Bailie worked for GPR for two months before being laid off on Nov. 27, 2013. He noticed a sore on his thigh, which he sought treatment for. He also bumped his knee on a trailer hitch of his truck on or before Jan. 7, 2014, the decision states.
On Jan. 7, 2014, Bailie was called back to work by GRP, which assigned him to work on an oil field project in Oklahoma. The next day, while working in a trench, the court states that Bailie claimed he was injured when a piece of sandstone fell into the trench, scraping his shin in the process.
On Jan. 21, 2014, Bailie called a supervisor, complaining of pain, stiffness and swelling and he was sent to One Source Occupational Medicine, where he complained about right knee pain. He mentioned the incident with his truck, but not the incident in the trench.

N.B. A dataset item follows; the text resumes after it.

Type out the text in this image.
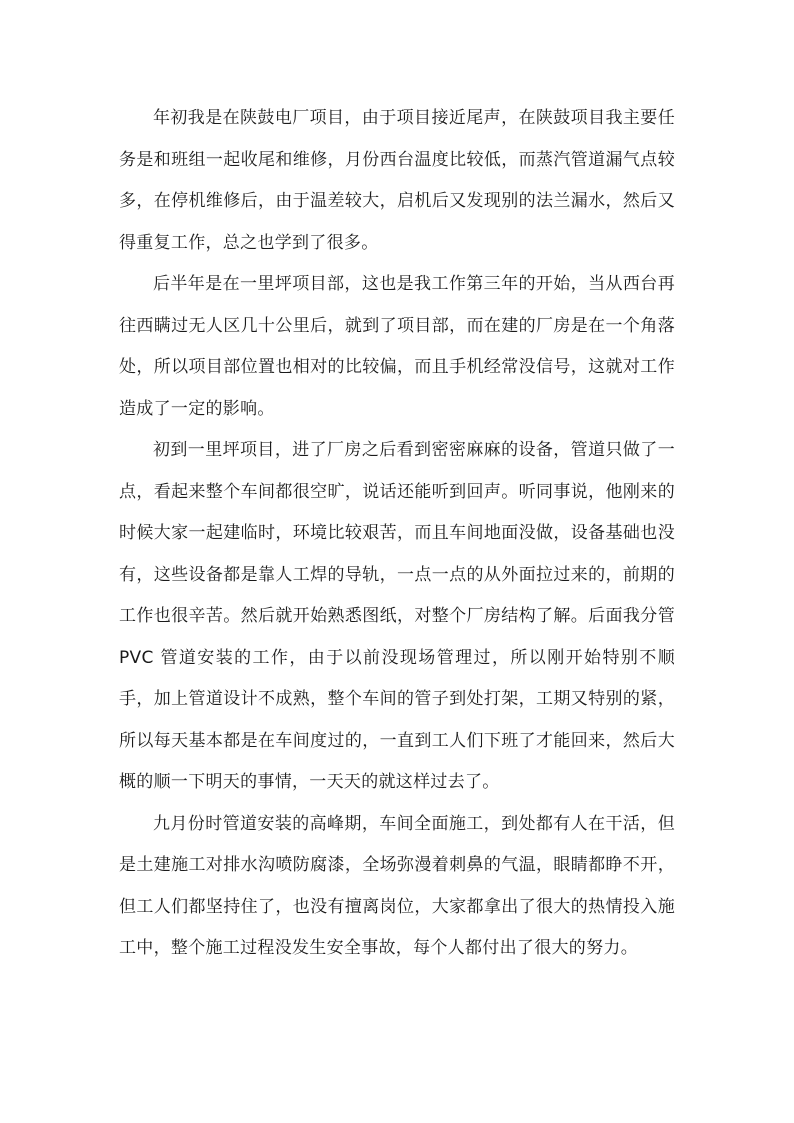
年初我是在陕鼓电厂项目，由于项目接近尾声，在陕鼓项目我主要任务是和班组一起收尾和维修，月份西台温度比较低，而蒸汽管道漏气点较多，在停机维修后，由于温差较大，启机后又发现别的法兰漏水，然后又得重复工作，总之也学到了很多。

后半年是在一里坪项目部，这也是我工作第三年的开始，当从西台再往西瞒过无人区几十公里后，就到了项目部，而在建的厂房是在一个角落处，所以项目部位置也相对的比较偏，而且手机经常没信号，这就对工作造成了一定的影响。

初到一里坪项目，进了厂房之后看到密密麻麻的设备，管道只做了一点，看起来整个车间都很空旷，说话还能听到回声。听同事说，他刚来的时候大家一起建临时，环境比较艰苦，而且车间地面没做，设备基础也没有，这些设备都是靠人工焊的导轨，一点一点的从外面拉过来的，前期的工作也很辛苦。然后就开始熟悉图纸，对整个厂房结构了解。后面我分管 PVC 管道安装的工作，由于以前没现场管理过，所以刚开始特别不顺手，加上管道设计不成熟，整个车间的管子到处打架，工期又特别的紧，所以每天基本都是在车间度过的，一直到工人们下班了才能回来，然后大概的顺一下明天的事情，一天天的就这样过去了。

九月份时管道安装的高峰期，车间全面施工，到处都有人在干活，但是土建施工对排水沟喷防腐漆，全场弥漫着刺鼻的气温，眼睛都睁不开，但工人们都坚持住了，也没有擅离岗位，大家都拿出了很大的热情投入施工中，整个施工过程没发生安全事故，每个人都付出了很大的努力。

An examination detected swelling, but no other issues or redness and he was diagnosed with degenerative changes in his right knee. He received a prescription for potassium and it was suggested he follow up with his own doctor, the decision states.
The court states that Vest examined Bailie a few days later and diagnosed right knee pain, right knee effusion, and a history of medial and lateral menisci tears and he was treated for methicillin-resistant staph aureus.
Vest performed two surgeries on Bailie on Jan. 27, 2014, and Feb. 4, 2014. Vest testified that the scrape on Bailie’s shin may have resulted in a staph infection.
Ultimately, Bailie maintained that the commission’s denial of benefits and medical expenses was not consistent with the evidence in his case.
“However, his arguments in this regard are based upon his contention that his condition of ill-being was causally connected to his work accident,” Hoffman wrote. “Having rejected the claimant’s arguments as to causal connection, it follows that, for the same reasons, we reject his arguments addressed to the denial of TTD (temporary total disability) benefits and medical expenses."